太宰不滿地望着她,頗為孩子氣地鼓了鼓嘴巴,他的臉色看上去依舊蒼白,長時間待在水中讓他的眼底都浮起了紅血絲,“你的質疑很容易傷到人啊。”
他的聲音像在無可奈何的嘆息。
“……別忘了我們分開的時候是怎麽互撂狠話的。”凜覺得濕衣服黏在身上不舒服極了,她想立刻離開,腳尖動了動,正準備用更加不耐煩的态度,直接刺探出太宰的深意,就見太宰用那樣空無一物的眼神瞥了她一眼,大概是在判斷什麽。
然後,非常自然的,太宰腳步動了一下,側過身體,站位變換間,他正好擋住了面對凜所來的風向。
凜下面的話就說不出來了。
“啊說起這個。
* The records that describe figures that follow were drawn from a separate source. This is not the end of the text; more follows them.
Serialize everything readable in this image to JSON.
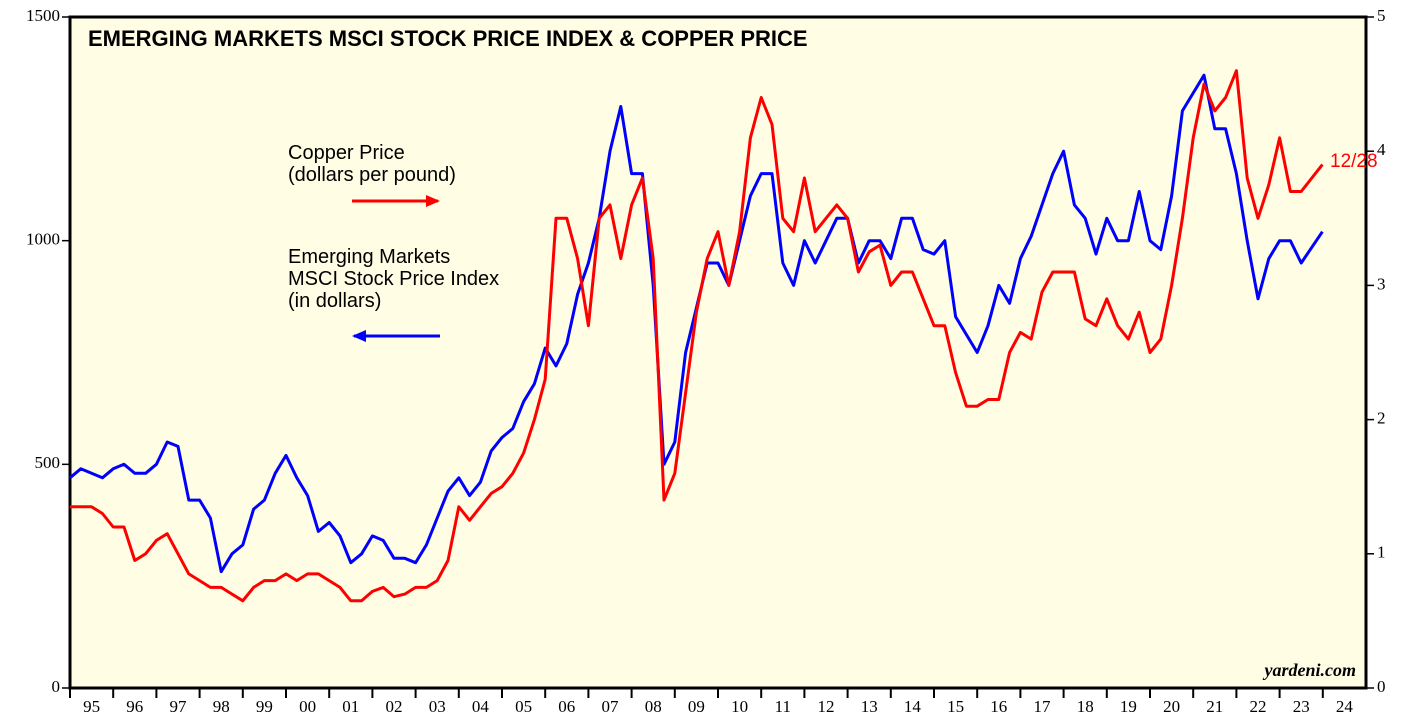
{
  "chart_data": {
    "type": "line",
    "title": "EMERGING MARKETS MSCI STOCK PRICE INDEX & COPPER PRICE",
    "source": "yardeni.com",
    "annotations": [
      "(in dollars)",
      "(dollars per pound)",
      "12/28"
    ],
    "x": [
      1995,
      1995.25,
      1995.5,
      1995.75,
      1996,
      1996.25,
      1996.5,
      1996.75,
      1997,
      1997.25,
      1997.5,
      1997.75,
      1998,
      1998.25,
      1998.5,
      1998.75,
      1999,
      1999.25,
      1999.5,
      1999.75,
      2000,
      2000.25,
      2000.5,
      2000.75,
      2001,
      2001.25,
      2001.5,
      2001.75,
      2002,
      2002.25,
      2002.5,
      2002.75,
      2003,
      2003.25,
      2003.5,
      2003.75,
      2004,
      2004.25,
      2004.5,
      2004.75,
      2005,
      2005.25,
      2005.5,
      2005.75,
      2006,
      2006.25,
      2006.5,
      2006.75,
      2007,
      2007.25,
      2007.5,
      2007.75,
      2008,
      2008.25,
      2008.5,
      2008.75,
      2009,
      2009.25,
      2009.5,
      2009.75,
      2010,
      2010.25,
      2010.5,
      2010.75,
      2011,
      2011.25,
      2011.5,
      2011.75,
      2012,
      2012.25,
      2012.5,
      2012.75,
      2013,
      2013.25,
      2013.5,
      2013.75,
      2014,
      2014.25,
      2014.5,
      2014.75,
      2015,
      2015.25,
      2015.5,
      2015.75,
      2016,
      2016.25,
      2016.5,
      2016.75,
      2017,
      2017.25,
      2017.5,
      2017.75,
      2018,
      2018.25,
      2018.5,
      2018.75,
      2019,
      2019.25,
      2019.5,
      2019.75,
      2020,
      2020.25,
      2020.5,
      2020.75,
      2021,
      2021.25,
      2021.5,
      2021.75,
      2022,
      2022.25,
      2022.5,
      2022.75,
      2023,
      2023.25,
      2023.5,
      2023.99
    ],
    "series": [
      {
        "name": "Emerging Markets\nMSCI Stock Price Index",
        "color": "#0000ff",
        "axis": "y",
        "values": [
          470,
          490,
          480,
          470,
          490,
          500,
          480,
          480,
          500,
          550,
          540,
          420,
          420,
          380,
          260,
          300,
          320,
          400,
          420,
          480,
          520,
          470,
          430,
          350,
          370,
          340,
          280,
          300,
          340,
          330,
          290,
          290,
          280,
          320,
          380,
          440,
          470,
          430,
          460,
          530,
          560,
          580,
          640,
          680,
          760,
          720,
          770,
          880,
          950,
          1050,
          1200,
          1300,
          1150,
          1150,
          900,
          500,
          550,
          750,
          850,
          950,
          950,
          900,
          1000,
          1100,
          1150,
          1150,
          950,
          900,
          1000,
          950,
          1000,
          1050,
          1050,
          950,
          1000,
          1000,
          960,
          1050,
          1050,
          980,
          970,
          1000,
          830,
          790,
          750,
          810,
          900,
          860,
          960,
          1010,
          1080,
          1150,
          1200,
          1080,
          1050,
          970,
          1050,
          1000,
          1000,
          1110,
          1000,
          980,
          1100,
          1290,
          1330,
          1370,
          1250,
          1250,
          1150,
          1000,
          870,
          960,
          1000,
          1000,
          950,
          1020
        ]
      },
      {
        "name": "Copper Price",
        "color": "#ff0000",
        "axis": "y2",
        "values": [
          1.35,
          1.35,
          1.35,
          1.3,
          1.2,
          1.2,
          0.95,
          1.0,
          1.1,
          1.15,
          1.0,
          0.85,
          0.8,
          0.75,
          0.75,
          0.7,
          0.65,
          0.75,
          0.8,
          0.8,
          0.85,
          0.8,
          0.85,
          0.85,
          0.8,
          0.75,
          0.65,
          0.65,
          0.72,
          0.75,
          0.68,
          0.7,
          0.75,
          0.75,
          0.8,
          0.95,
          1.35,
          1.25,
          1.35,
          1.45,
          1.5,
          1.6,
          1.75,
          2.0,
          2.3,
          3.5,
          3.5,
          3.2,
          2.7,
          3.5,
          3.6,
          3.2,
          3.6,
          3.8,
          3.2,
          1.4,
          1.6,
          2.2,
          2.8,
          3.2,
          3.4,
          3.0,
          3.4,
          4.1,
          4.4,
          4.2,
          3.5,
          3.4,
          3.8,
          3.4,
          3.5,
          3.6,
          3.5,
          3.1,
          3.25,
          3.3,
          3.0,
          3.1,
          3.1,
          2.9,
          2.7,
          2.7,
          2.35,
          2.1,
          2.1,
          2.15,
          2.15,
          2.5,
          2.65,
          2.6,
          2.95,
          3.1,
          3.1,
          3.1,
          2.75,
          2.7,
          2.9,
          2.7,
          2.6,
          2.8,
          2.5,
          2.6,
          3.0,
          3.5,
          4.1,
          4.5,
          4.3,
          4.4,
          4.6,
          3.8,
          3.5,
          3.75,
          4.1,
          3.7,
          3.7,
          3.9
        ]
      }
    ],
    "xlim": [
      1995,
      2025
    ],
    "xticks": [
      {
        "value": 1995,
        "label": "95"
      },
      {
        "value": 1996,
        "label": "96"
      },
      {
        "value": 1997,
        "label": "97"
      },
      {
        "value": 1998,
        "label": "98"
      },
      {
        "value": 1999,
        "label": "99"
      },
      {
        "value": 2000,
        "label": "00"
      },
      {
        "value": 2001,
        "label": "01"
      },
      {
        "value": 2002,
        "label": "02"
      },
      {
        "value": 2003,
        "label": "03"
      },
      {
        "value": 2004,
        "label": "04"
      },
      {
        "value": 2005,
        "label": "05"
      },
      {
        "value": 2006,
        "label": "06"
      },
      {
        "value": 2007,
        "label": "07"
      },
      {
        "value": 2008,
        "label": "08"
      },
      {
        "value": 2009,
        "label": "09"
      },
      {
        "value": 2010,
        "label": "10"
      },
      {
        "value": 2011,
        "label": "11"
      },
      {
        "value": 2012,
        "label": "12"
      },
      {
        "value": 2013,
        "label": "13"
      },
      {
        "value": 2014,
        "label": "14"
      },
      {
        "value": 2015,
        "label": "15"
      },
      {
        "value": 2016,
        "label": "16"
      },
      {
        "value": 2017,
        "label": "17"
      },
      {
        "value": 2018,
        "label": "18"
      },
      {
        "value": 2019,
        "label": "19"
      },
      {
        "value": 2020,
        "label": "20"
      },
      {
        "value": 2021,
        "label": "21"
      },
      {
        "value": 2022,
        "label": "22"
      },
      {
        "value": 2023,
        "label": "23"
      },
      {
        "value": 2024,
        "label": "24"
      }
    ],
    "ylim": [
      0,
      1500
    ],
    "yticks": [
      0,
      500,
      1000,
      1500
    ],
    "y2lim": [
      0,
      5
    ],
    "y2ticks": [
      0,
      1,
      2,
      3,
      4,
      5
    ],
    "background": "#fffde4"
  }
}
”
太宰甩了甩腦袋,像只狗狗的幼崽,“早知道會這樣的話,凜當時一定不會對我說那麽溫柔的話吧,不然我也不會這麽舍不得。——看,你現在的表情有多困擾。”
他嘴角短暫地揚起:“我知道你覺得我很麻煩,但這件事稍微諒解我吧。”
“我又沒有喜歡過人,不知道這種感情比毒|瘾還可怕。”
“……”
凜撤開視線,胸腔震動,悶聲咳了兩下。
“去找個地方換衣服吧,生病就不好了。”太宰伸手摸了摸凜的發尾,眼神關切,在對上凜視線的時候,他眼中的東西像是一瞬間就被擊潰了,比波光粼粼更柔軟的事物呈現在他的眼底,“……好,你想知道什麽?”
這只是簡單的一句話。
可偏偏在前面加了一句“好”。
仿佛在說:好,我妥協,我徹底投降,你想知道什麽都可以。
“比如,我知道費奧多爾拿走港口武器的事情。”太宰主動抛出話頭,見凜的表情是在認真聽,“再比如,我出現在這裏的事情費奧多爾君應該很快就能知道相應的信息,但我所要的正是這點。”
凜:“港口那裏也有你的一筆?”
她很快明白:“你想和費奧多爾合作?為什麽?”
太宰随口說:“我想取代森先生。”
“……?”
凜望着太宰,一時間沒有做出評價。
這說法聽上去有點……
太宰自己難道做不成這種事嗎?正好現在橫濱的情況混亂,是最好改換勢力的時機。
“中也會有點麻煩,他對森先生很忠心。”太宰見她不說話,語調一轉,變得柔和多了,“好吧,我說真話……我就是為了過來看看你。”
凜:“……”
“阿嚏!”
太宰猛地打了個噴嚏。
他濕透的身體在寒冷的冬風中不住地發着抖。
凜怪異的感覺被攪亂,她無聲地嘆了口氣:“走吧,我帶你去換身衣服。”
“嗯!”
太宰高高興興地答,伸手過來抓住凜冰冷的手指,相較之下,他的溫度還能更低。
凜一怔,将手抽出來。
“好無情啊。”
太宰小聲地控訴着,聽上去有點可憐。
凜動作微妙地遲疑了一下,低聲說:“快點走,真生病了難受的是你。”
太宰落後她一步,望着她的背景,慢慢地笑了,一種難以言說的刺骨森然就混雜在這種笑意裏。
他永遠知道自己的武器是什麽。
梅宮凜吃軟不吃硬,又在他一次次的反複強調下加深了對他虧欠的認知。
“是你先招惹我的。”
在他說出這句話的時候,遍布的鎖鏈已經開始挂上,他需要蠶食她的戒備和铠甲。
一開始是愧疚,然後是同理心……再有什麽都好,能将她确保抓緊就都可以運用。
——到死都不可能放過。
就算是深淵地獄,他都要拖着她一起去。